After more than a year's delay, Willis Lease Finance Corp. plans to bring the first-ever pooled aircraft-engine lease securitization, the company announced last week. Initially slated to come to market this time last year, the offering was subsequently derailed by Sept. 11.
Structuring agent UBS Warburg will act as bookrunner for the transaction, with co-lead managers Barclays Capital and Fortis Bank N.V. The offering comes in conjunction with a $200 million revolving warehouse facility Willis closed last Tuesday through Barclays and Fortis.
A successful pricing for this transaction could pave the way for other aircraft leasing concerns looking to offer similar aircraft-engine lease ABS. Once completed, Willis is expected to issue aircraft-engine lease ABS - which sources fully expect to develop into a bona fide asset class - on a programmatic basis.
The Rule 144A transaction - initially slated at $300 million in size - is scheduled for the fourth quarter, sources said, with the end of November targeted for settlement. While the issuer is debating whether to purchase a monoline wrap for the issue, investors will be shown a single, triple-A rated class of a yet-to-be-determined tenor.
Willis is a Sausalito, Calif.-based company that primarily leases spare aircraft engines, used either as replacements or as backups by a wide array of carriers, sources said. Individual engines can cost between $4 million and $7 million, according to Nicholas Weill, an analyst at Moody's Investors Service. The aircraft-engine lease industry tallied over $2 billion in revenue last year and is seen quadrupling by 2010.
"More than half of our lease revenues are generated in Europe, and we are very pleased to have such a prestigious group of European financial institutions working with us to fund our enterprise," said Charles F. Willis, president and CEO of WLFC. "We believe this new financing partnership signals a growing confidence in our business model, in spite of the difficult conditions currently impacting the aviation industry."

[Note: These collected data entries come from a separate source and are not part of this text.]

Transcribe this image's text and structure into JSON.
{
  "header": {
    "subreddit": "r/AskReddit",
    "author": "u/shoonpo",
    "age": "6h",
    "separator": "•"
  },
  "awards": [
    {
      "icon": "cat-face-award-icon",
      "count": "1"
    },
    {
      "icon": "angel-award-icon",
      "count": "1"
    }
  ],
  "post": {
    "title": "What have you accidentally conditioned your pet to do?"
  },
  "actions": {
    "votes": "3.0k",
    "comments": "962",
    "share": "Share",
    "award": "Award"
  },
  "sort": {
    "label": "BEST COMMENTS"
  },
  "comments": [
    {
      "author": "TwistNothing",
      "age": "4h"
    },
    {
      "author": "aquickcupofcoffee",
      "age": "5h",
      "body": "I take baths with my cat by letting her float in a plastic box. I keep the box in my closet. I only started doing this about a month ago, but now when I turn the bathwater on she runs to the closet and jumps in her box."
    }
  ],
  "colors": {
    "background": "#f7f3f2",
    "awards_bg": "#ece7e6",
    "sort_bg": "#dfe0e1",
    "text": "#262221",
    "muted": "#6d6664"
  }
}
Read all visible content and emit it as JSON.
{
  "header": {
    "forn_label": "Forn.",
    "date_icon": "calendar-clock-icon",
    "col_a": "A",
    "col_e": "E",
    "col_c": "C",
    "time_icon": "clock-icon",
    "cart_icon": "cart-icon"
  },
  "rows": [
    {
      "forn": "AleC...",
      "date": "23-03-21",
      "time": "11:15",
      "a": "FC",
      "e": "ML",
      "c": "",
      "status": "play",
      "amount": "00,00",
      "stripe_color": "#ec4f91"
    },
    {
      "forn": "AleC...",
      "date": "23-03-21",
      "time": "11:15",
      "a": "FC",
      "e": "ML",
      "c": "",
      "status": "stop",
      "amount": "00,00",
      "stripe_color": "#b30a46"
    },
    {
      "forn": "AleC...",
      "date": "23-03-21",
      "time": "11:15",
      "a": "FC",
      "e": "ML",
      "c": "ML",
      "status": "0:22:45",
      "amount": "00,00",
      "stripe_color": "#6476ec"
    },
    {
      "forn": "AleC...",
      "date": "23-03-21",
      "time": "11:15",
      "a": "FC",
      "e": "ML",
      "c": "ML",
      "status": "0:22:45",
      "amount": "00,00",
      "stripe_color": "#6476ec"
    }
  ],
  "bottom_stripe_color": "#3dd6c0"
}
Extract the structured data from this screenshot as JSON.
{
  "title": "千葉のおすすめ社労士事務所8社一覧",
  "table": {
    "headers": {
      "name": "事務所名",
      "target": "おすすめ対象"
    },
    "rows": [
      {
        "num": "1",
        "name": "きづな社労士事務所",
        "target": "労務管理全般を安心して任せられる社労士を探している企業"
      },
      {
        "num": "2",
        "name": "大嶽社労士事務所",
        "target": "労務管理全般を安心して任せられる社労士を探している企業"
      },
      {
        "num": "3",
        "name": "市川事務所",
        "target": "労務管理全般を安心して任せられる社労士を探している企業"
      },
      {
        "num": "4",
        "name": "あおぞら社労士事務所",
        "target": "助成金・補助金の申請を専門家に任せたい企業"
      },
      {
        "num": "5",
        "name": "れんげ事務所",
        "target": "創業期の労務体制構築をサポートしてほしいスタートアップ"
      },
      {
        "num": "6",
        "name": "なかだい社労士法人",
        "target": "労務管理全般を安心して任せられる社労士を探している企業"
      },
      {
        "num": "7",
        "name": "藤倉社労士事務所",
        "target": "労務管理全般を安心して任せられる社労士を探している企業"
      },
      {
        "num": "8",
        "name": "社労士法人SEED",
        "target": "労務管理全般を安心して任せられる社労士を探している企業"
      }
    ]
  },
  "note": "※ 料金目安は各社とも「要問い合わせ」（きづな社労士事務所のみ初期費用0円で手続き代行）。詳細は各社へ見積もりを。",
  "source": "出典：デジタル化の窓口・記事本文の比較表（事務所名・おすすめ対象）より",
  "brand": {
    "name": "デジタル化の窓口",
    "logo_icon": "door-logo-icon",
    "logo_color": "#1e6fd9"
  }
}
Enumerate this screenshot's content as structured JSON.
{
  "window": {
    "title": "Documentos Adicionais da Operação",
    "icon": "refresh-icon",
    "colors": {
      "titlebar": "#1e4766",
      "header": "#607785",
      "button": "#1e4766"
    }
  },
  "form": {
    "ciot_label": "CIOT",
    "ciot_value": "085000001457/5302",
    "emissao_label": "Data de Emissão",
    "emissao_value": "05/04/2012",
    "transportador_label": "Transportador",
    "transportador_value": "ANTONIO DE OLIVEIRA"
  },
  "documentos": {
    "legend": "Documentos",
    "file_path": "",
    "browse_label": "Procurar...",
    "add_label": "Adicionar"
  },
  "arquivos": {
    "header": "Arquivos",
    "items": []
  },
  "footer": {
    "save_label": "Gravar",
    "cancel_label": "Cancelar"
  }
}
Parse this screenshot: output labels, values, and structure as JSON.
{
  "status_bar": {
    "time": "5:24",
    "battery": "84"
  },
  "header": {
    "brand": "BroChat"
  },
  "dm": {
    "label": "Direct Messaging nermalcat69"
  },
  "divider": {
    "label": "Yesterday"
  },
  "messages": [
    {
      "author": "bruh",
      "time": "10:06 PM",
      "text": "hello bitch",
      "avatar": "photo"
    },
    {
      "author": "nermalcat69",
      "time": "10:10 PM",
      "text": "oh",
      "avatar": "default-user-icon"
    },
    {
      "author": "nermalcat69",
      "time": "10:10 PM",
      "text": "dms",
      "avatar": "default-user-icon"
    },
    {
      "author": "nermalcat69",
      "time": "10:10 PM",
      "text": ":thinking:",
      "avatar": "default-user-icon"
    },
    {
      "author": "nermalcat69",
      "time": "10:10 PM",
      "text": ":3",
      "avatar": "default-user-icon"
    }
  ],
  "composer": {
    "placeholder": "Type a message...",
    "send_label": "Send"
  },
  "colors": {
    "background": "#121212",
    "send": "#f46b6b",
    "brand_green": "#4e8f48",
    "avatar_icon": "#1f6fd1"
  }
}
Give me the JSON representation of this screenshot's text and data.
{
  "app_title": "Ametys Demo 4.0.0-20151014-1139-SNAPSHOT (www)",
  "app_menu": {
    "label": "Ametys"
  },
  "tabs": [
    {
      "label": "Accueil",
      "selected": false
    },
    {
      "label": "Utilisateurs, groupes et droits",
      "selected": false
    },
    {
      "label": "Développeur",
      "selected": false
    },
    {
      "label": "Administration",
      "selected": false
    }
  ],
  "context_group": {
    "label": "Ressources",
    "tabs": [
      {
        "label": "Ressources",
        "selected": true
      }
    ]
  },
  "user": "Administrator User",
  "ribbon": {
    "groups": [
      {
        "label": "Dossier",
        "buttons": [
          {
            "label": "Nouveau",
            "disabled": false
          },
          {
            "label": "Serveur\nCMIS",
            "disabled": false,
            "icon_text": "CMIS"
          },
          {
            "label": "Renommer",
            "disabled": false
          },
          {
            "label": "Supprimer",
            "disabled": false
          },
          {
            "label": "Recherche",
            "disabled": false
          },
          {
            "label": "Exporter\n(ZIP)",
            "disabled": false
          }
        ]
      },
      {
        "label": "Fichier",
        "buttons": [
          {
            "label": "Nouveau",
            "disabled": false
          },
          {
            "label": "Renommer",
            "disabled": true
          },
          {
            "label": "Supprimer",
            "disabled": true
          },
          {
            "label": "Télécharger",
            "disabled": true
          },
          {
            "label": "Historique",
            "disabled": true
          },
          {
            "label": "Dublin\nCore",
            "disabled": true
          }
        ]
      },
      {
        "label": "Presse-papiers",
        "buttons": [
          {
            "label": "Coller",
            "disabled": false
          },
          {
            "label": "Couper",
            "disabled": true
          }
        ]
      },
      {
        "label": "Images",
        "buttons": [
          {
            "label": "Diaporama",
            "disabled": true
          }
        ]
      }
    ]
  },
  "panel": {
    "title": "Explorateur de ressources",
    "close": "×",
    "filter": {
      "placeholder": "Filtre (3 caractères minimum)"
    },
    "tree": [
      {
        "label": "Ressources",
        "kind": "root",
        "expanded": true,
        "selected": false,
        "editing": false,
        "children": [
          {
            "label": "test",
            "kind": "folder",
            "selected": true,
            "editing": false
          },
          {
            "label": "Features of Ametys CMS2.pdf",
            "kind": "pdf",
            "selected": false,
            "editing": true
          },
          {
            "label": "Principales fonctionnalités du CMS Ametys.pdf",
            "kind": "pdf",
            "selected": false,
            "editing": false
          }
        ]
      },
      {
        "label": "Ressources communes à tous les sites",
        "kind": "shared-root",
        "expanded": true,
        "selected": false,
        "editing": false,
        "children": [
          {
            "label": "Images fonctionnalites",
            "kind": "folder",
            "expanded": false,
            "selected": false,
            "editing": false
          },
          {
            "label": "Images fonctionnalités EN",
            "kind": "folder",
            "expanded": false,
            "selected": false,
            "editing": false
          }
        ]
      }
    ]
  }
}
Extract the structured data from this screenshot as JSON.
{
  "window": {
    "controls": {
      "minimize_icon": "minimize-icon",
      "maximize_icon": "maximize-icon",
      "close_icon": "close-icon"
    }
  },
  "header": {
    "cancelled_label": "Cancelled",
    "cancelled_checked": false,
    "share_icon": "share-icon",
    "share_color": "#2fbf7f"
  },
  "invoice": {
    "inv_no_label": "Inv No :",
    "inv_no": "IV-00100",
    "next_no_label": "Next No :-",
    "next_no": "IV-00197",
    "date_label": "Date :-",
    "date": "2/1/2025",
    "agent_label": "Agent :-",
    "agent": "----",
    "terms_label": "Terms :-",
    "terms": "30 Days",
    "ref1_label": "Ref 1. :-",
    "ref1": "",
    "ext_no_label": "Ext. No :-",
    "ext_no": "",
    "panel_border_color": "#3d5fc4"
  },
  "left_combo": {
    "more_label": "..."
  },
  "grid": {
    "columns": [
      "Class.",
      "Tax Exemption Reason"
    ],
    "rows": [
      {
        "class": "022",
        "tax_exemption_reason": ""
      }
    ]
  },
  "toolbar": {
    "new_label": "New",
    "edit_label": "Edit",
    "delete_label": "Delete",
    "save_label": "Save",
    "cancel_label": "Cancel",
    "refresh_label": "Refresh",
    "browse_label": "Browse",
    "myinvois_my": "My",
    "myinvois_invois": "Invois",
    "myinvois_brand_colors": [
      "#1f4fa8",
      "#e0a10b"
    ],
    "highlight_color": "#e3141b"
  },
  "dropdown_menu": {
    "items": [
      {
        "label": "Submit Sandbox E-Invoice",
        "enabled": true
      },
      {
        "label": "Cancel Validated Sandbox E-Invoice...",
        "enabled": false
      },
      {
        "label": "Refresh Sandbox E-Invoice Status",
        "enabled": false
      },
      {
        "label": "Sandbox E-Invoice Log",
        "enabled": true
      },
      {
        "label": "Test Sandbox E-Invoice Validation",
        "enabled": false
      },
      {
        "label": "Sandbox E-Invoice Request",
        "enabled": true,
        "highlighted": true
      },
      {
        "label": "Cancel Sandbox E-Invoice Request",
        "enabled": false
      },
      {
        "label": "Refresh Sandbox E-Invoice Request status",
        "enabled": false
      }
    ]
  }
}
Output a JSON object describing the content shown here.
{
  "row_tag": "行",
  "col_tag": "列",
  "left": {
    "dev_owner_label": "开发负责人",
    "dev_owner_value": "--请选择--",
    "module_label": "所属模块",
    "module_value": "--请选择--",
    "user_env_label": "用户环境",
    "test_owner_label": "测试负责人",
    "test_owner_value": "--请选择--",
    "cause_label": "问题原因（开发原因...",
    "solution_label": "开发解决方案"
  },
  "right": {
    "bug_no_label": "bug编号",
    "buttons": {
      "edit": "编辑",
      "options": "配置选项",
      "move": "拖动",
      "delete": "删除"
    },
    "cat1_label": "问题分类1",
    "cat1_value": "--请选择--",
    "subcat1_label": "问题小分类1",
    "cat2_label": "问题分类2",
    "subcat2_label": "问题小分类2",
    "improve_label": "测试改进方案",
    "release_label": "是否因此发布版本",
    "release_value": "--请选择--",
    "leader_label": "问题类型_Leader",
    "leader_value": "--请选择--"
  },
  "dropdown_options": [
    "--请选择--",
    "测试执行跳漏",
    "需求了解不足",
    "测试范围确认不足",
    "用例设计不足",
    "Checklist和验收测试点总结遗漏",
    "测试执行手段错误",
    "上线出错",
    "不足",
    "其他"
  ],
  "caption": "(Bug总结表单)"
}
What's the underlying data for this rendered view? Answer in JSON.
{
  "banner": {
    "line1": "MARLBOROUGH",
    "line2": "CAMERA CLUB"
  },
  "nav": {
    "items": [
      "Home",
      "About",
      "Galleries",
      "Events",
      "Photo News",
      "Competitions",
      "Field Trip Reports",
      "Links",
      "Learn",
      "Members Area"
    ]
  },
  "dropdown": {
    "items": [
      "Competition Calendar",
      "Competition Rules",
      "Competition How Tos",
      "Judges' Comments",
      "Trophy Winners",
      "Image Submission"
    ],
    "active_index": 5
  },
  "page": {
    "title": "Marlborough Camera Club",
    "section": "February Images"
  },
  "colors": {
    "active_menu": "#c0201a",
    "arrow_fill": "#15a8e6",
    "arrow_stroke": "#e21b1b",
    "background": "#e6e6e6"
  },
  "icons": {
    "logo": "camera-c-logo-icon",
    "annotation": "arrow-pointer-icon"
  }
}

The aircraft engine leasing market has heated up, as economic difficulties experienced by the airline industry have restricted access to the capital markets, making it more difficult to raise the cash needed for the outright purchase of engines. In addition to a diverse pool of major air carriers, Willis also leases to maintenance, repair and overhaul companies, which in turn may re-lease the engines to carriers.
Arguably a more stable asset than aircraft-leases, engines retain their value down the line more so than aircraft, noted Willis COO Don Nunemaker. "As backups, our engines are not necessarily on wing'. By contrast, aircraft rarely just sit unused," said Nunemaker. With proper maintenance, the life of an engine is renewable, whereas the life of an aircraft is finite," he added. Leases generally fall into one of two maturity spectrums, short term (six months to one year) and long term (one to 10 years).
Willis competes primarily with Engine Lease Finance Corp., and to a lesser extent with General Electric Co. and Rolls Royce plc, engine manufacturers that also offer leasing. Willis has G.E. and Rolls-Royce, as well as CFMI and Pratt & Whitney-built engines in its roughly $500 million portfolio.
Each of the three competitors are likely candidates to sell engine lease-backed ABS in the future. In May of 2000, Rolls Royce Air & Engine placed $367 million of single-obligor 10-year secured debt backed by a pool of 61 engines in a joint venture with GATX. Previously, Unicapital Corp. - now bankrupt - attempted to bring an engine lease-backed ABS; however, the deal fell through.